In order to be able to diagnose acute pancreatitis due to rotavirus infection, the causes that may have a role in etiology and which we mentioned in Table 2 should be investigated (6). In our cases, other causes of acute pancreatitis were excluded. Acute pancreatitis due to rotavirus infection has a good prognosis, and no complication develops in this pancreatitis. In cases in the literature, amylase and lipase levels returned to normal within 5-12 days (23). In accordance with the literature, our cases also had an excellent course, and the amylase and lipase levels returned to normal on the 8th and 12th days.
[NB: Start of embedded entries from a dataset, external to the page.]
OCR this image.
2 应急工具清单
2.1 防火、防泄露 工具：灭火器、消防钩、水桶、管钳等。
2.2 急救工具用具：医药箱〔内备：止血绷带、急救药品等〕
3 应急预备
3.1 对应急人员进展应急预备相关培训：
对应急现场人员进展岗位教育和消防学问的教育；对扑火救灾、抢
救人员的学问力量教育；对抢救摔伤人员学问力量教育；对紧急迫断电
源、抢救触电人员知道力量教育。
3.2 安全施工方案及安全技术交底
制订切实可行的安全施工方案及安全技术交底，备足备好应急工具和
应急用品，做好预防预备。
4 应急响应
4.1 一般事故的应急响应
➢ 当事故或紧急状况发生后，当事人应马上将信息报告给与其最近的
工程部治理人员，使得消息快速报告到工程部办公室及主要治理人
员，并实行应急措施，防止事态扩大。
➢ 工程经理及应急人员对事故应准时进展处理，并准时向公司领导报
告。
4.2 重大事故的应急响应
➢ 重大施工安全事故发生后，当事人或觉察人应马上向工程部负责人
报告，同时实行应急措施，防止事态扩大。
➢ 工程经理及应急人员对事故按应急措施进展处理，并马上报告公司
The first rotavirus pancreatitis was published in 2009 in India (24). Considering that rotavirus infection is widespread in the world, it can be thought that there are many cases with pancreatitis that are overlooked in young infants. In a school-age patient reported from our country, it was recently reported that rotavirus-induced pancreatitis was observed after a prolonged abdominal pain complaint (8). In the case reports of 2.5- and 3-year-old patients with diagnosed rotavirus gastroenteritis in our country, lipase levels were found twice and five times higher than the amylase levels and abdominal ultrasonographic examinations were found to be normal. On the 12th and 13th days, amylase and lipase levels returned to normal, and patients recovered without complications (25). In a publication from our country in 2018, seven cases reported in the literature were mentioned. It was observed that all of the cases had diarrhea, vomiting, abdominal pain, and the majority of the cases were between two and five years old. Our cases are also compatible with the literature regarding age groups. In half of the cases, a slightly enlarged pancreatic appearance was detected in the radiological evaluations. IV hydration or IV hydration + ranitidine treatment were given as treatment (23). We administered IV hydration plus ranitidine treatment to our case with more pronounced epigastric pain, and IV hydration treatment to our other case. After the case reports in 2018, we have not encountered any recently reported cases in the literature. The reason for not being encountered maybe since abdominal pain is considered as the prolonged symptom of gastroenteritis and that amylase and lipase levels are not examined, and mild pancreatitis improves without being diagnosed.
In conclusion, rotavirus-induced pancreatitis should be considered among the cause of abdominal pain in rotavirus gastroenteritis, which is common in children, and this should be kept in mind in terms of treatment approach and follow-up.